Obviously she can hear Vedal and can see games she plays, and can see chat (or maybe only highlighted chat messages?), but she also seems to be able to see what viewers can see on stream, and maybe the audio from programs Vedal has open?
Also in the FAQ, I read "How does the AI see Minecraft?" and "How does the AI see osu?", but it feels like there's a more general answer for everyday streams.
Is there a set of inputs Neuro has in general / by default?
#What inputs/senses does Neuro have?
1 messages · Page 1 of 1 (latest)
it might be productive to think about what components 'Neuro' is made of
from what I assume, there is a core non-multimodal LLM, an emotion analyser (for animations), a memory module, animation modules, STT, TTS, vision modules, game interfaces, and conventional code blocks that combine it all together
at the end of the day, all of Neuro's memories, chat messages etc. get converted into text that is fed to an LLM, that then outputs text. This text might have commands or a response.
LLMs just take in text and spit out text.
Can Neuro see games she plays?
Is this agreed? I thought she was, at most, getting a text description of the game. I think the game AIs mostly run separate to Neuro's LLM.

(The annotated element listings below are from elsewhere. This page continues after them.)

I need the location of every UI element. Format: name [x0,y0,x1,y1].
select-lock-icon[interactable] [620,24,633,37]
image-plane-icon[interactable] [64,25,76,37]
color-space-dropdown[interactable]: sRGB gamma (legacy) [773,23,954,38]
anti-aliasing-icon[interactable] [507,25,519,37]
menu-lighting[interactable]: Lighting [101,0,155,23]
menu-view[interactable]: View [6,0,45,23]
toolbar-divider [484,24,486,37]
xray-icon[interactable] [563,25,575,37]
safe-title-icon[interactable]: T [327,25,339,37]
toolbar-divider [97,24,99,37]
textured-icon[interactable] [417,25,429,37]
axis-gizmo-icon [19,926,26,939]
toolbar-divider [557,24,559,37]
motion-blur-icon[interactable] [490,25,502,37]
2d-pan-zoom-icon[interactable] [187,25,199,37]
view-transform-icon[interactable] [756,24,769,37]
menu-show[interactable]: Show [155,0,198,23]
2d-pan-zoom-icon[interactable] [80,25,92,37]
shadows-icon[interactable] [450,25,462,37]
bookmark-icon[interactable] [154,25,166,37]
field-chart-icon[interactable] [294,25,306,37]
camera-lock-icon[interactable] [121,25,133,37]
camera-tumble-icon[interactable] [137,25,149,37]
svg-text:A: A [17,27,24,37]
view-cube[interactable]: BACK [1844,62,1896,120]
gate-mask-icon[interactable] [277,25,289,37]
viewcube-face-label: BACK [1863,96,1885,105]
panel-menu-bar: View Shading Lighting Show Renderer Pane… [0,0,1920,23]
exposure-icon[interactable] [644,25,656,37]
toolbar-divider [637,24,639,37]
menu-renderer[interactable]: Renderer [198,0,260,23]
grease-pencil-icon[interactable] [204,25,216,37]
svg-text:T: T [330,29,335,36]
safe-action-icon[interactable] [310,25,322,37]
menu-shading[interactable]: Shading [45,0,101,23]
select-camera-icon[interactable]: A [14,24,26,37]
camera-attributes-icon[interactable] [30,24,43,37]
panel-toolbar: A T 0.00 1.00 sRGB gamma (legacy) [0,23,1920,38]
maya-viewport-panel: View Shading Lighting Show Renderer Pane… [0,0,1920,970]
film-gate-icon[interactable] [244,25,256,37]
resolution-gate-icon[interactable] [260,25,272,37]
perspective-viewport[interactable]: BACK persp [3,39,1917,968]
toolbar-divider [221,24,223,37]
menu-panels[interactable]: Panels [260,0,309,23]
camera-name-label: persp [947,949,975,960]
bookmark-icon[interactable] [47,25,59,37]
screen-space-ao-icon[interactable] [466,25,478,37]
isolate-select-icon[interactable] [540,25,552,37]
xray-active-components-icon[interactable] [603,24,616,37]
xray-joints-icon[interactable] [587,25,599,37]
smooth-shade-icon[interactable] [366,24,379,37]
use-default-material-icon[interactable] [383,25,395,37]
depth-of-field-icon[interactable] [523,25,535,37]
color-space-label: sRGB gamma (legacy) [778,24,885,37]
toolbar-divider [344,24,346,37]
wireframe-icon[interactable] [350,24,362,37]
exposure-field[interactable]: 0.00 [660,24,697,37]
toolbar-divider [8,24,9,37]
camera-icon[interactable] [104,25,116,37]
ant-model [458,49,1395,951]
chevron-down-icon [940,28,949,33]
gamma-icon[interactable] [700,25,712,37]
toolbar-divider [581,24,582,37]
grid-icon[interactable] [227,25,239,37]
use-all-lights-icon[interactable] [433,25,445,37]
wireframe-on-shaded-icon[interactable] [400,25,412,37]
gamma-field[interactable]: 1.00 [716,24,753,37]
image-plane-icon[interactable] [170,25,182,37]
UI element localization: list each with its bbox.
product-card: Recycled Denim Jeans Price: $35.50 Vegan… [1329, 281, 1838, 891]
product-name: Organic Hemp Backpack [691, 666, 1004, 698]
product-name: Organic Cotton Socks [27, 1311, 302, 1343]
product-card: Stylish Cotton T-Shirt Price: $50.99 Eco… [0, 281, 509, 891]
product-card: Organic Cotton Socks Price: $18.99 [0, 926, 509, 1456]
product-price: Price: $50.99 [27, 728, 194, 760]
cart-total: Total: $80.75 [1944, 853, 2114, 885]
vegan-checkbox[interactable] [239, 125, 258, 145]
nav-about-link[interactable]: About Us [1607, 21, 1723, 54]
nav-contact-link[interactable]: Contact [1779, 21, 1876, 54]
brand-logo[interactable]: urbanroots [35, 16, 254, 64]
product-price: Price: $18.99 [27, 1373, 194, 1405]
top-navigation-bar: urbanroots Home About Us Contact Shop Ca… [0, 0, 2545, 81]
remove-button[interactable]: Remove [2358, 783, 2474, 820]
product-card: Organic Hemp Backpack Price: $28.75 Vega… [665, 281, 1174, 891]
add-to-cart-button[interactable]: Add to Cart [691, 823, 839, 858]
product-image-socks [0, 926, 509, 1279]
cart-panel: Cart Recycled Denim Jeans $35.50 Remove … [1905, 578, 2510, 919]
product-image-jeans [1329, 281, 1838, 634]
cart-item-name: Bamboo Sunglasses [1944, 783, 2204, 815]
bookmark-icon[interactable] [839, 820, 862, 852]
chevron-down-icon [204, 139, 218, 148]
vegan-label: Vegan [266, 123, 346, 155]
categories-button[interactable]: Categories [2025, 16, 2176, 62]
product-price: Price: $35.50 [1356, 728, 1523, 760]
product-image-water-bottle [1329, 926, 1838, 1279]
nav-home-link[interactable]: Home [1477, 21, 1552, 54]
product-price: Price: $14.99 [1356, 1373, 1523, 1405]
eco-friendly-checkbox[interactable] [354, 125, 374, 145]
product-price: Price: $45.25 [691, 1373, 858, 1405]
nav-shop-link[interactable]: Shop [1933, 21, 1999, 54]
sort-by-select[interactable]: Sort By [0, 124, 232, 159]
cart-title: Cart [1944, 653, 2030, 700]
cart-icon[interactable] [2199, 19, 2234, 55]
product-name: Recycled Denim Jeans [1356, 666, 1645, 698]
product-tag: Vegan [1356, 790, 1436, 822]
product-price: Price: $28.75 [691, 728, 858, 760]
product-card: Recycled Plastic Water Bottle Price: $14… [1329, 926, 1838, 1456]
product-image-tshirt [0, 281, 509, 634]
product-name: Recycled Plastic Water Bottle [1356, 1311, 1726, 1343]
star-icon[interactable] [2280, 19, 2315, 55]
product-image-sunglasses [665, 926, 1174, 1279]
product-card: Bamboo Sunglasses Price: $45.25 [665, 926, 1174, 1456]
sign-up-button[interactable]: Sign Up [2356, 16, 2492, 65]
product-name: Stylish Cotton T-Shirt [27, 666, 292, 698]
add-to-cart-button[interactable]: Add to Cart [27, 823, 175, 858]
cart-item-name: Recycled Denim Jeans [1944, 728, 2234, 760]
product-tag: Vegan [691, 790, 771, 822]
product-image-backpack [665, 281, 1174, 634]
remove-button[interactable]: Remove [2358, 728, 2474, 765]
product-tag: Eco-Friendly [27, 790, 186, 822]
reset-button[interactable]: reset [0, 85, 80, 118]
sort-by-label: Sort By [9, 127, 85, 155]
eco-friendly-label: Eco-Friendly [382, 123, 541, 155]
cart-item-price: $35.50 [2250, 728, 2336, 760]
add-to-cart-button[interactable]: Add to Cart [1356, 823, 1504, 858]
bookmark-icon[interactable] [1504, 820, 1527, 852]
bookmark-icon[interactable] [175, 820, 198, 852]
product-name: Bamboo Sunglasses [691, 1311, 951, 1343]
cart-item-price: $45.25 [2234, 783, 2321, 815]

Can Neuro hear audio from programs?
I don't think so. Neuro probably uses STT, which means she can only hear words. A multimodal LLM, that takes in sound, would be able to naturally 'interpret' gunshots/windows error sounds.
This hypothesis is corroborated by what Vedal says about the potential of multimodal LLMs.
see what viewers see on stream?
I don't think so, I don't think Neuro has her vision on by default constantly. It's probably only turned on for fanart segments (or she receives pre-prepared textual descriptions of the fanart)
Note that this will all change when Vedal gets his hands on some good multimodal LLMs, that have vision and hearing inbuilt. (E.g. Big Zuck will release a multimodal LLM sometime this summer)
This makes total sense, thank you! I figured that the regular chat kinda knew what Neuro was "see"ing, but it seems there's a lot of mystery to everyone. Appreciate the response!